Currently, there is limited evidence that suggests that PPI use increases risk of developing dementia among older adults. The two cohort studies that have been published and discussed above found a similar magnitude of risk of dementia associated with PPI use at about approximately 40% in a German population. Due to the observational nature of the studies that have been conducted, we cannot conclude with certainty that the association between PPI use and incident dementia is causal. However, from a mechanistic standpoint, it does seem conceivable that chronic PPI exposure could contribute to the pathophysiology of AD through their direct and indirect effects on Aß metabolism. Further studies are needed to explore the risk of dementia, particularly in other patient populations, in order to gain a better understanding of the potential risk.

Conclusion

This review highlights current data regarding potential adverse effects of PPIs in the older adult population.
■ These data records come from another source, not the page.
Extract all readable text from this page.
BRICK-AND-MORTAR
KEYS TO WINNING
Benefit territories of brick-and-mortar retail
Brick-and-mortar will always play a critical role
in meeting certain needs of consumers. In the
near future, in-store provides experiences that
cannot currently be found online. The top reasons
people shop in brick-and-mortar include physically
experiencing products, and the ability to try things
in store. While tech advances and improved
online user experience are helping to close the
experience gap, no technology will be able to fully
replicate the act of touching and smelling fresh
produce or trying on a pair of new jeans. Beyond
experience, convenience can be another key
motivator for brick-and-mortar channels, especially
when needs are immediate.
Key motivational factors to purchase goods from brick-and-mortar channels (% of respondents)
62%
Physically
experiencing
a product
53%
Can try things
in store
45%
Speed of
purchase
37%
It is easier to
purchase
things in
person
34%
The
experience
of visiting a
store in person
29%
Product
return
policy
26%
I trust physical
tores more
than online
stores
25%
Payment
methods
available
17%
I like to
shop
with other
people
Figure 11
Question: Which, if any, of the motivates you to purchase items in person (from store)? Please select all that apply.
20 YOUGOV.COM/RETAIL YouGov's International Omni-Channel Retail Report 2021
US FDA warnings currently exist for PPI use and risk of bone fractures and CDI, but current literature has identified associations between PPI use and risk of osteoporotic-related fractures, CDI, CAP, vitamin B12 deficiency, kidney disease/injury, and dementia, particularly in older adults. We do not know the exact duration of PPI therapy that would predispose older adults to some of these adverse effects. Additionally, because of the observational design of the studies that have been published, causality cannot be definitively established. However, it is very unlikely that prospective, randomized controlled trials of PPIs to verify the results of observational studies will ever be initiated. PPIs are often inappropriately prescribed and these potential adverse effects are of particular concern in the older adult population. A larger body of evidence is needed to confirm that associations between PPI use and CAP, vitamin B12 deficiency, kidney disease/injury, and dementia exist. A next step could be to conduct research to fully elucidate which patients should be targeted for PPI discontinuation and the best method to deprescribe PPIs. For now, given the potential for these risks, older adults should be periodically evaluated for the need for continued use of PPI therapy, and discontinuation or step-down to an H2RA or other treatments should be considered when appropriate.